Gestionale

Ingegneri, tempo fino al 31 marzo per autocertificare l'aggiornamento professionale

Giuseppe Latour

In base alla circolare del 29 dicembre gli ingegneri hanno tre mesi in più per ottenere i 15 crediti derivanti dalle attività di aggiornamento informale

Tre mesi in più per autocertificare le attività di aggiornamento professionale informale. Gli ingegneri, in base alla circolare n. 646 del 29 dicembre scorso, avranno tempo fino al prossimo 31 marzo (dal 31 dicembre) per completare la procedura on line di accreditamento di tutte le attività relative al 2015 che vanno oltre i classici corsi ma che danno diritto comunque a 15 crediti formativi: si tratta di partecipazioni a convegni e fiere, pubblicazioni di articoli, approfondimenti su libri e software.

Il cambiamento, nello specifico, riguarda i 15 crediti formativi che vengono assegnati per l'aggiornamento informale svolto dall'ingegnere nell'ambito della propria attività lavorativa. Una parte della formazione, cioè, può essere svolta tramite le attività più diverse e non deve per forza passare dai classici corsi.
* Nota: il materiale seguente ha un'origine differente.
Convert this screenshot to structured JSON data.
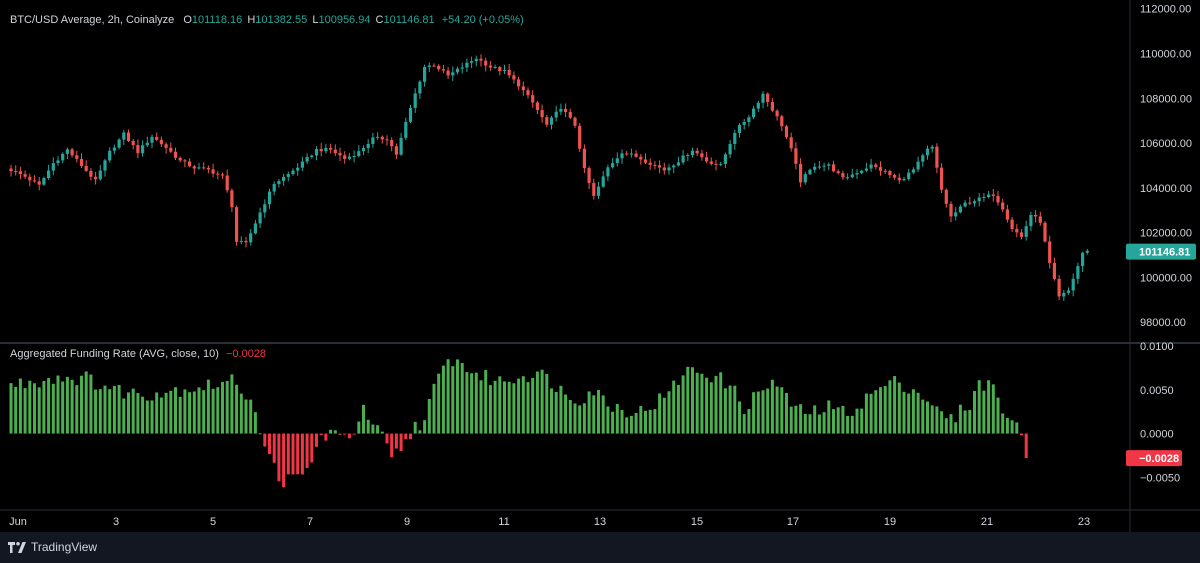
{
  "price_legend": {
    "symbol": "BTC/USD Average, 2h, Coinalyze",
    "o_label": "O",
    "o": "101118.16",
    "h_label": "H",
    "h": "101382.55",
    "l_label": "L",
    "l": "100956.94",
    "c_label": "C",
    "c": "101146.81",
    "change": "+54.20 (+0.05%)"
  },
  "funding_legend": {
    "title": "Aggregated Funding Rate (AVG, close, 10)",
    "value": "−0.0028"
  },
  "last_price_label": "101146.81",
  "last_funding_label": "−0.0028",
  "brand": "TradingView",
  "colors": {
    "background": "#000000",
    "frame": "#131722",
    "up": "#26a69a",
    "down": "#ef5350",
    "hist_pos": "#4caf50",
    "hist_neg": "#f23645",
    "text": "#d1d4dc",
    "separator": "#2a2e39"
  },
  "chart_data": [
    {
      "type": "candlestick",
      "title": "BTC/USD Average, 2h, Coinalyze",
      "x_ticks": [
        "Jun",
        "3",
        "5",
        "7",
        "9",
        "11",
        "13",
        "15",
        "17",
        "19",
        "21",
        "23"
      ],
      "y_ticks": [
        "112000.00",
        "110000.00",
        "108000.00",
        "106000.00",
        "104000.00",
        "102000.00",
        "100000.00",
        "98000.00"
      ],
      "ylim": [
        97200,
        112300
      ],
      "grid": false,
      "close_path": [
        [
          0,
          104800
        ],
        [
          3,
          104500
        ],
        [
          6,
          104100
        ],
        [
          9,
          105100
        ],
        [
          12,
          105700
        ],
        [
          15,
          105000
        ],
        [
          18,
          104300
        ],
        [
          21,
          105600
        ],
        [
          24,
          106400
        ],
        [
          27,
          105600
        ],
        [
          30,
          106300
        ],
        [
          33,
          105800
        ],
        [
          36,
          105200
        ],
        [
          39,
          104900
        ],
        [
          42,
          104800
        ],
        [
          45,
          104500
        ],
        [
          47,
          103200
        ],
        [
          48,
          101600
        ],
        [
          50,
          101500
        ],
        [
          53,
          102900
        ],
        [
          56,
          104200
        ],
        [
          59,
          104600
        ],
        [
          62,
          105100
        ],
        [
          65,
          105700
        ],
        [
          68,
          105700
        ],
        [
          71,
          105300
        ],
        [
          74,
          105600
        ],
        [
          77,
          106200
        ],
        [
          80,
          106200
        ],
        [
          82,
          105500
        ],
        [
          84,
          106900
        ],
        [
          86,
          108200
        ],
        [
          88,
          109400
        ],
        [
          90,
          109500
        ],
        [
          93,
          109000
        ],
        [
          96,
          109400
        ],
        [
          99,
          109800
        ],
        [
          102,
          109400
        ],
        [
          105,
          109200
        ],
        [
          108,
          108600
        ],
        [
          111,
          107800
        ],
        [
          114,
          106800
        ],
        [
          117,
          107600
        ],
        [
          120,
          106800
        ],
        [
          122,
          104800
        ],
        [
          124,
          103600
        ],
        [
          127,
          104900
        ],
        [
          130,
          105600
        ],
        [
          133,
          105400
        ],
        [
          136,
          105100
        ],
        [
          139,
          104800
        ],
        [
          142,
          105200
        ],
        [
          145,
          105700
        ],
        [
          148,
          105200
        ],
        [
          151,
          105000
        ],
        [
          154,
          106500
        ],
        [
          157,
          107200
        ],
        [
          160,
          108200
        ],
        [
          162,
          107500
        ],
        [
          164,
          106800
        ],
        [
          166,
          105700
        ],
        [
          168,
          104300
        ],
        [
          171,
          105000
        ],
        [
          174,
          105000
        ],
        [
          177,
          104400
        ],
        [
          180,
          104700
        ],
        [
          183,
          105000
        ],
        [
          186,
          104700
        ],
        [
          189,
          104300
        ],
        [
          192,
          104800
        ],
        [
          195,
          105700
        ],
        [
          196,
          105800
        ],
        [
          198,
          103900
        ],
        [
          200,
          102700
        ],
        [
          203,
          103300
        ],
        [
          206,
          103500
        ],
        [
          209,
          103700
        ],
        [
          211,
          103100
        ],
        [
          213,
          102200
        ],
        [
          215,
          101800
        ],
        [
          217,
          102800
        ],
        [
          219,
          102500
        ],
        [
          221,
          100600
        ],
        [
          223,
          99100
        ],
        [
          225,
          99400
        ],
        [
          227,
          100500
        ],
        [
          228,
          101100
        ],
        [
          229,
          101147
        ]
      ]
    },
    {
      "type": "bar",
      "title": "Aggregated Funding Rate (AVG, close, 10)",
      "y_ticks": [
        "0.0100",
        "0.0050",
        "0.0000",
        "−0.0050"
      ],
      "ylim": [
        -0.0085,
        0.01
      ],
      "grid": false,
      "value_path": [
        [
          0,
          0.0055
        ],
        [
          10,
          0.0065
        ],
        [
          16,
          0.0063
        ],
        [
          22,
          0.005
        ],
        [
          28,
          0.0045
        ],
        [
          35,
          0.005
        ],
        [
          42,
          0.0055
        ],
        [
          48,
          0.006
        ],
        [
          52,
          0.003
        ],
        [
          54,
          -0.002
        ],
        [
          58,
          -0.0055
        ],
        [
          62,
          -0.005
        ],
        [
          64,
          -0.003
        ],
        [
          66,
          -0.0005
        ],
        [
          68,
          0.0002
        ],
        [
          70,
          -0.0008
        ],
        [
          73,
          0.0005
        ],
        [
          75,
          0.0025
        ],
        [
          77,
          0.001
        ],
        [
          79,
          -0.0005
        ],
        [
          81,
          -0.003
        ],
        [
          84,
          -0.001
        ],
        [
          86,
          0.001
        ],
        [
          88,
          0.0015
        ],
        [
          90,
          0.005
        ],
        [
          92,
          0.0075
        ],
        [
          94,
          0.0085
        ],
        [
          97,
          0.0075
        ],
        [
          100,
          0.0065
        ],
        [
          104,
          0.006
        ],
        [
          108,
          0.0065
        ],
        [
          112,
          0.007
        ],
        [
          115,
          0.006
        ],
        [
          118,
          0.0045
        ],
        [
          121,
          0.004
        ],
        [
          124,
          0.005
        ],
        [
          127,
          0.0035
        ],
        [
          130,
          0.0028
        ],
        [
          134,
          0.0025
        ],
        [
          137,
          0.0035
        ],
        [
          140,
          0.0045
        ],
        [
          143,
          0.007
        ],
        [
          146,
          0.0072
        ],
        [
          150,
          0.0065
        ],
        [
          153,
          0.0055
        ],
        [
          156,
          0.003
        ],
        [
          159,
          0.0045
        ],
        [
          162,
          0.006
        ],
        [
          165,
          0.004
        ],
        [
          168,
          0.0025
        ],
        [
          171,
          0.0025
        ],
        [
          174,
          0.003
        ],
        [
          177,
          0.0025
        ],
        [
          180,
          0.003
        ],
        [
          183,
          0.0045
        ],
        [
          186,
          0.0055
        ],
        [
          189,
          0.006
        ],
        [
          192,
          0.005
        ],
        [
          195,
          0.004
        ],
        [
          197,
          0.0025
        ],
        [
          200,
          0.0015
        ],
        [
          202,
          0.0025
        ],
        [
          204,
          0.0035
        ],
        [
          206,
          0.0055
        ],
        [
          208,
          0.006
        ],
        [
          210,
          0.004
        ],
        [
          212,
          0.002
        ],
        [
          213,
          0.0015
        ],
        [
          214,
          0.0005
        ],
        [
          215,
          -0.0005
        ],
        [
          216,
          -0.0028
        ]
      ]
    }
  ]
}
Per godere di questo bonus, secondo quanto spiega il Cni, bisogna presentare istanza esclusivamente «mediante una compilazione online di apposito modulo disponibile sulla piattaforma della formazione www.formazionecni.it ». Non sono accettate altre forme di invio della richiesta.
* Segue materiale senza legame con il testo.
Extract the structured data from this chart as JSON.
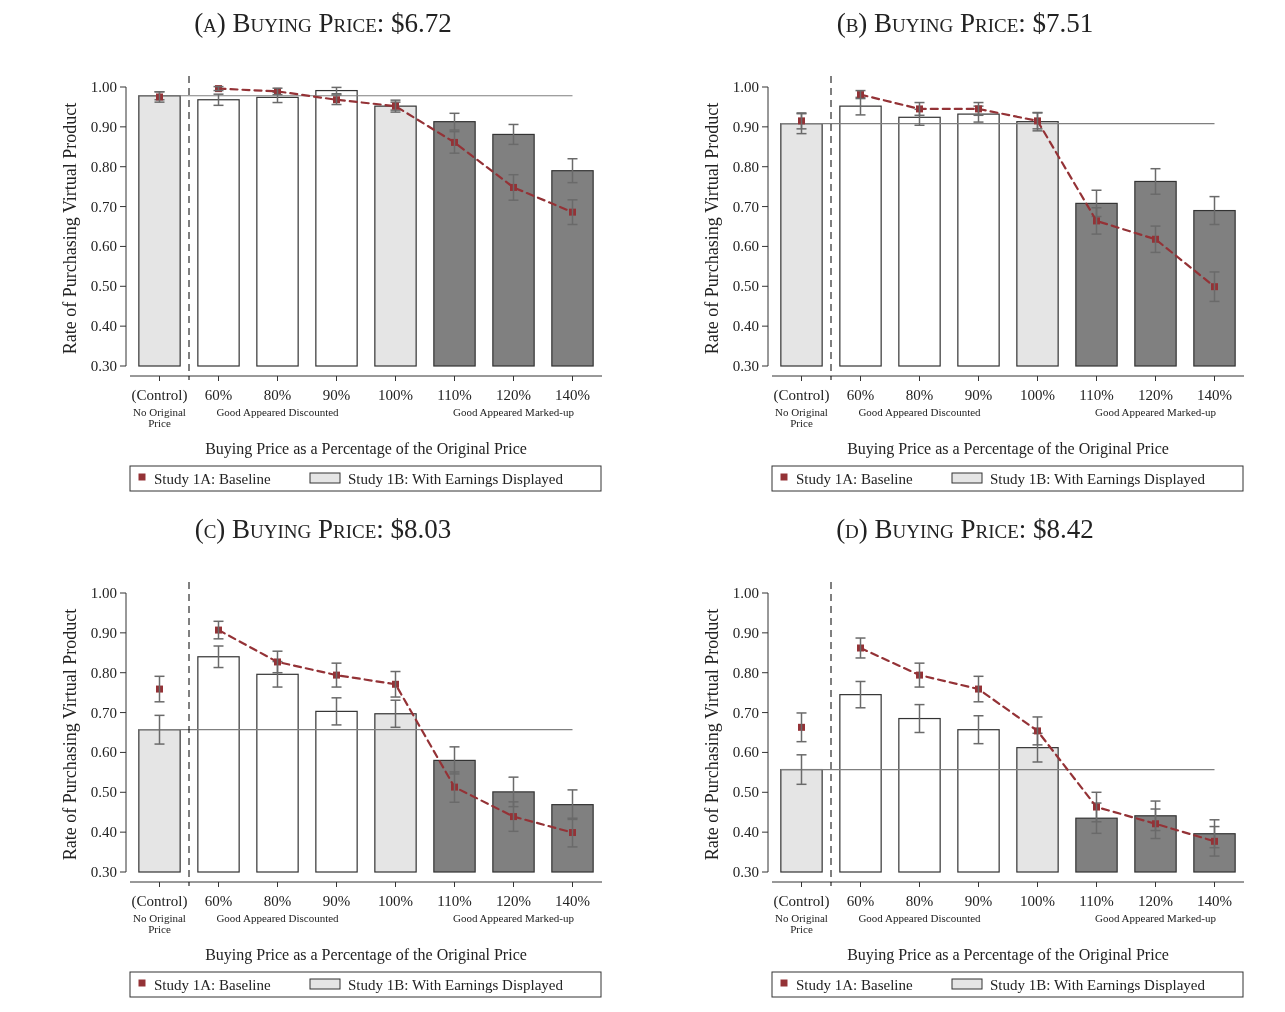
{
  "chart_data": [
    {
      "type": "bar",
      "title": "(a) Buying Price: $6.72",
      "xlabel": "Buying Price as a Percentage of the Original Price",
      "ylabel": "Rate of Purchasing Virtual Product",
      "categories": [
        "(Control)",
        "60%",
        "80%",
        "90%",
        "100%",
        "110%",
        "120%",
        "140%"
      ],
      "ylim": [
        0.3,
        1.0
      ],
      "yticks": [
        {
          "value": 0.3,
          "label": "0.30"
        },
        {
          "value": 0.4,
          "label": "0.40"
        },
        {
          "value": 0.5,
          "label": "0.50"
        },
        {
          "value": 0.6,
          "label": "0.60"
        },
        {
          "value": 0.7,
          "label": "0.70"
        },
        {
          "value": 0.8,
          "label": "0.80"
        },
        {
          "value": 0.9,
          "label": "0.90"
        },
        {
          "value": 1.0,
          "label": "1.00"
        }
      ],
      "legend": "bottom",
      "marker": "square",
      "line_style": "dashed",
      "series": [
        {
          "name": "Study 1A: Baseline",
          "type": "line",
          "color": "#943236",
          "values": [
            null,
            0.996,
            0.989,
            0.968,
            0.952,
            0.861,
            0.748,
            0.686
          ],
          "errors": [
            null,
            0.005,
            0.008,
            0.012,
            0.015,
            0.027,
            0.032,
            0.031
          ]
        },
        {
          "type": "scatter",
          "color": "#943236",
          "values": [
            0.975,
            null,
            null,
            null,
            null,
            null,
            null,
            null
          ],
          "errors": [
            0.013,
            null,
            null,
            null,
            null,
            null,
            null,
            null
          ]
        },
        {
          "name": "Study 1B: With Earnings Displayed",
          "color": "#e5e5e5",
          "colors": [
            "#e5e5e5",
            "#ffffff",
            "#ffffff",
            "#ffffff",
            "#e5e5e5",
            "#808080",
            "#808080",
            "#808080"
          ],
          "values": [
            0.978,
            0.968,
            0.974,
            0.991,
            0.952,
            0.913,
            0.881,
            0.79
          ],
          "errors": [
            0.01,
            0.014,
            0.013,
            0.008,
            0.01,
            0.021,
            0.025,
            0.03
          ]
        }
      ],
      "ref_lines": [
        {
          "axis": "y",
          "value": 0.978,
          "color": "#7f7f7f"
        }
      ],
      "annotations": [
        "No Original Price",
        "Good Appeared Discounted",
        "Good Appeared Marked-up"
      ]
    },
    {
      "type": "bar",
      "title": "(b) Buying Price: $7.51",
      "xlabel": "Buying Price as a Percentage of the Original Price",
      "ylabel": "Rate of Purchasing Virtual Product",
      "categories": [
        "(Control)",
        "60%",
        "80%",
        "90%",
        "100%",
        "110%",
        "120%",
        "140%"
      ],
      "ylim": [
        0.3,
        1.0
      ],
      "yticks": [
        {
          "value": 0.3,
          "label": "0.30"
        },
        {
          "value": 0.4,
          "label": "0.40"
        },
        {
          "value": 0.5,
          "label": "0.50"
        },
        {
          "value": 0.6,
          "label": "0.60"
        },
        {
          "value": 0.7,
          "label": "0.70"
        },
        {
          "value": 0.8,
          "label": "0.80"
        },
        {
          "value": 0.9,
          "label": "0.90"
        },
        {
          "value": 1.0,
          "label": "1.00"
        }
      ],
      "legend": "bottom",
      "marker": "square",
      "line_style": "dashed",
      "series": [
        {
          "name": "Study 1A: Baseline",
          "type": "line",
          "color": "#943236",
          "values": [
            null,
            0.981,
            0.945,
            0.945,
            0.915,
            0.664,
            0.618,
            0.499
          ],
          "errors": [
            null,
            0.01,
            0.016,
            0.016,
            0.02,
            0.033,
            0.033,
            0.037
          ]
        },
        {
          "type": "scatter",
          "color": "#943236",
          "values": [
            0.915,
            null,
            null,
            null,
            null,
            null,
            null,
            null
          ],
          "errors": [
            0.02,
            null,
            null,
            null,
            null,
            null,
            null,
            null
          ]
        },
        {
          "name": "Study 1B: With Earnings Displayed",
          "color": "#e5e5e5",
          "colors": [
            "#e5e5e5",
            "#ffffff",
            "#ffffff",
            "#ffffff",
            "#e5e5e5",
            "#808080",
            "#808080",
            "#808080"
          ],
          "values": [
            0.908,
            0.952,
            0.924,
            0.932,
            0.913,
            0.708,
            0.763,
            0.69
          ],
          "errors": [
            0.025,
            0.022,
            0.02,
            0.02,
            0.023,
            0.033,
            0.032,
            0.035
          ]
        }
      ],
      "ref_lines": [
        {
          "axis": "y",
          "value": 0.908,
          "color": "#7f7f7f"
        }
      ],
      "annotations": [
        "No Original Price",
        "Good Appeared Discounted",
        "Good Appeared Marked-up"
      ]
    },
    {
      "type": "bar",
      "title": "(c) Buying Price: $8.03",
      "xlabel": "Buying Price as a Percentage of the Original Price",
      "ylabel": "Rate of Purchasing Virtual Product",
      "categories": [
        "(Control)",
        "60%",
        "80%",
        "90%",
        "100%",
        "110%",
        "120%",
        "140%"
      ],
      "ylim": [
        0.3,
        1.0
      ],
      "yticks": [
        {
          "value": 0.3,
          "label": "0.30"
        },
        {
          "value": 0.4,
          "label": "0.40"
        },
        {
          "value": 0.5,
          "label": "0.50"
        },
        {
          "value": 0.6,
          "label": "0.60"
        },
        {
          "value": 0.7,
          "label": "0.70"
        },
        {
          "value": 0.8,
          "label": "0.80"
        },
        {
          "value": 0.9,
          "label": "0.90"
        },
        {
          "value": 1.0,
          "label": "1.00"
        }
      ],
      "legend": "bottom",
      "marker": "square",
      "line_style": "dashed",
      "series": [
        {
          "name": "Study 1A: Baseline",
          "type": "line",
          "color": "#943236",
          "values": [
            null,
            0.907,
            0.827,
            0.794,
            0.771,
            0.513,
            0.439,
            0.399
          ],
          "errors": [
            null,
            0.022,
            0.027,
            0.03,
            0.032,
            0.038,
            0.037,
            0.036
          ]
        },
        {
          "type": "scatter",
          "color": "#943236",
          "values": [
            0.759,
            null,
            null,
            null,
            null,
            null,
            null,
            null
          ],
          "errors": [
            0.032,
            null,
            null,
            null,
            null,
            null,
            null,
            null
          ]
        },
        {
          "name": "Study 1B: With Earnings Displayed",
          "color": "#e5e5e5",
          "colors": [
            "#e5e5e5",
            "#ffffff",
            "#ffffff",
            "#ffffff",
            "#e5e5e5",
            "#808080",
            "#808080",
            "#808080"
          ],
          "values": [
            0.657,
            0.84,
            0.796,
            0.703,
            0.697,
            0.58,
            0.501,
            0.469
          ],
          "errors": [
            0.036,
            0.027,
            0.032,
            0.034,
            0.034,
            0.034,
            0.037,
            0.037
          ]
        }
      ],
      "ref_lines": [
        {
          "axis": "y",
          "value": 0.657,
          "color": "#7f7f7f"
        }
      ],
      "annotations": [
        "No Original Price",
        "Good Appeared Discounted",
        "Good Appeared Marked-up"
      ]
    },
    {
      "type": "bar",
      "title": "(d) Buying Price: $8.42",
      "xlabel": "Buying Price as a Percentage of the Original Price",
      "ylabel": "Rate of Purchasing Virtual Product",
      "categories": [
        "(Control)",
        "60%",
        "80%",
        "90%",
        "100%",
        "110%",
        "120%",
        "140%"
      ],
      "ylim": [
        0.3,
        1.0
      ],
      "yticks": [
        {
          "value": 0.3,
          "label": "0.30"
        },
        {
          "value": 0.4,
          "label": "0.40"
        },
        {
          "value": 0.5,
          "label": "0.50"
        },
        {
          "value": 0.6,
          "label": "0.60"
        },
        {
          "value": 0.7,
          "label": "0.70"
        },
        {
          "value": 0.8,
          "label": "0.80"
        },
        {
          "value": 0.9,
          "label": "0.90"
        },
        {
          "value": 1.0,
          "label": "1.00"
        }
      ],
      "legend": "bottom",
      "marker": "square",
      "line_style": "dashed",
      "series": [
        {
          "name": "Study 1A: Baseline",
          "type": "line",
          "color": "#943236",
          "values": [
            null,
            0.862,
            0.794,
            0.759,
            0.654,
            0.463,
            0.421,
            0.377
          ],
          "errors": [
            null,
            0.025,
            0.03,
            0.032,
            0.035,
            0.037,
            0.037,
            0.037
          ]
        },
        {
          "type": "scatter",
          "color": "#943236",
          "values": [
            0.663,
            null,
            null,
            null,
            null,
            null,
            null,
            null
          ],
          "errors": [
            0.036,
            null,
            null,
            null,
            null,
            null,
            null,
            null
          ]
        },
        {
          "name": "Study 1B: With Earnings Displayed",
          "color": "#e5e5e5",
          "colors": [
            "#e5e5e5",
            "#ffffff",
            "#ffffff",
            "#ffffff",
            "#e5e5e5",
            "#808080",
            "#808080",
            "#808080"
          ],
          "values": [
            0.557,
            0.745,
            0.685,
            0.657,
            0.612,
            0.435,
            0.441,
            0.396
          ],
          "errors": [
            0.037,
            0.033,
            0.035,
            0.035,
            0.036,
            0.038,
            0.037,
            0.035
          ]
        }
      ],
      "ref_lines": [
        {
          "axis": "y",
          "value": 0.557,
          "color": "#7f7f7f"
        }
      ],
      "annotations": [
        "No Original Price",
        "Good Appeared Discounted",
        "Good Appeared Marked-up"
      ]
    }
  ]
}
Per compilare il modulo, «è necessario disporre di credenziali personali che verranno rilasciate dal portale www.formazionecni.it attraverso l'apposita procedura di registrazione. La procedura di registrazione richiede di disporre obbligatoriamente di indirizzo di posta elettronica certificata ed email personale, per validarne l'invio». La procedura prevede che le attività professionali effettuate nell'anno oggetto di autocertificazione vadano descritte «con gli opportuni riferimenti, che ne consentano la verifica. Non sono previste informazioni minime da inserire, in quanto queste saranno autonomamente decise dal compilatore». Non occorre allegare alcun documento che dimostri la dichiarazione fatta.

Anche le singole attività di aggiornamento, effettuate nell'anno oggetto di autocertificazione, devono essere descritte con gli opportuni riferimenti che ne consentano la verifica. «Ove non indicato non sono previste informazioni minime da inserire, in quanto queste saranno autonomamente decise dal compilatore», precisa il documento.
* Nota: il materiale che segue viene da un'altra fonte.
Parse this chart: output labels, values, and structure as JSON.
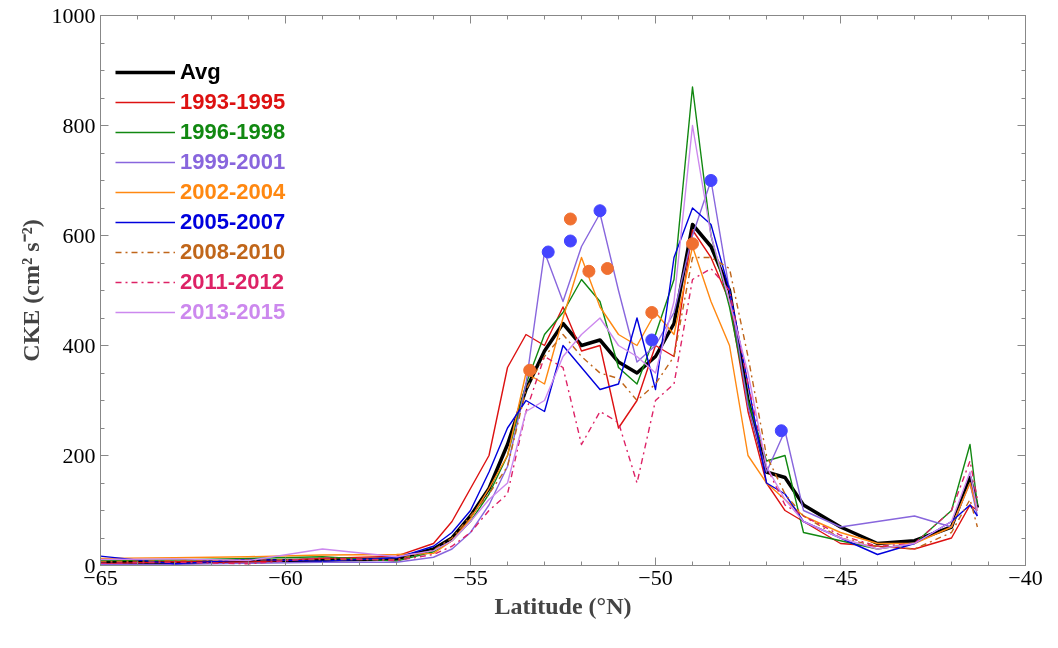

L'assistenza tecnica e la risposta alle singole richieste di informazioni saranno gestite dalla Scuola superiore di formazione per l'ingegneria esclusivamente in via telematica. Il riconoscimento dei 15 crediti, dopo la presentazione dell'istanza, sarà verificabile direttamente dai singoli dichiaranti nella propria pagina personale del portale all'interno del portafoglio Cfp.

La procedura è stata attivata ufficialmente a partire dallo scorso 9 novembre, data dalla quale è partita la possibilità di avviare l'aggiornamento per le attività svolte nel 2015. E, con la circolare n. 633 del 24 novembre 2015, è stato stabilito che la scadenza per la compilazione e l'inoltro dei modelli fosse fissata al 31 dicembre 2015. Come era già avvenuto lo scorso anno, però, parecchi professionisti hanno richiesto ai loro ordini locali di sollecitare un allungamento dei termini, per avere qualche settimana in più a disposizione. Così, nella circolare n. 646 del 29 dicembre 2015 il Consiglio è venuto incontro a queste richieste e ha deliberato la proroga «della scadenza per la compilazione e l'inoltro del modello di autocertificazione relativa all'anno 2015 fino al 31 marzo 2015».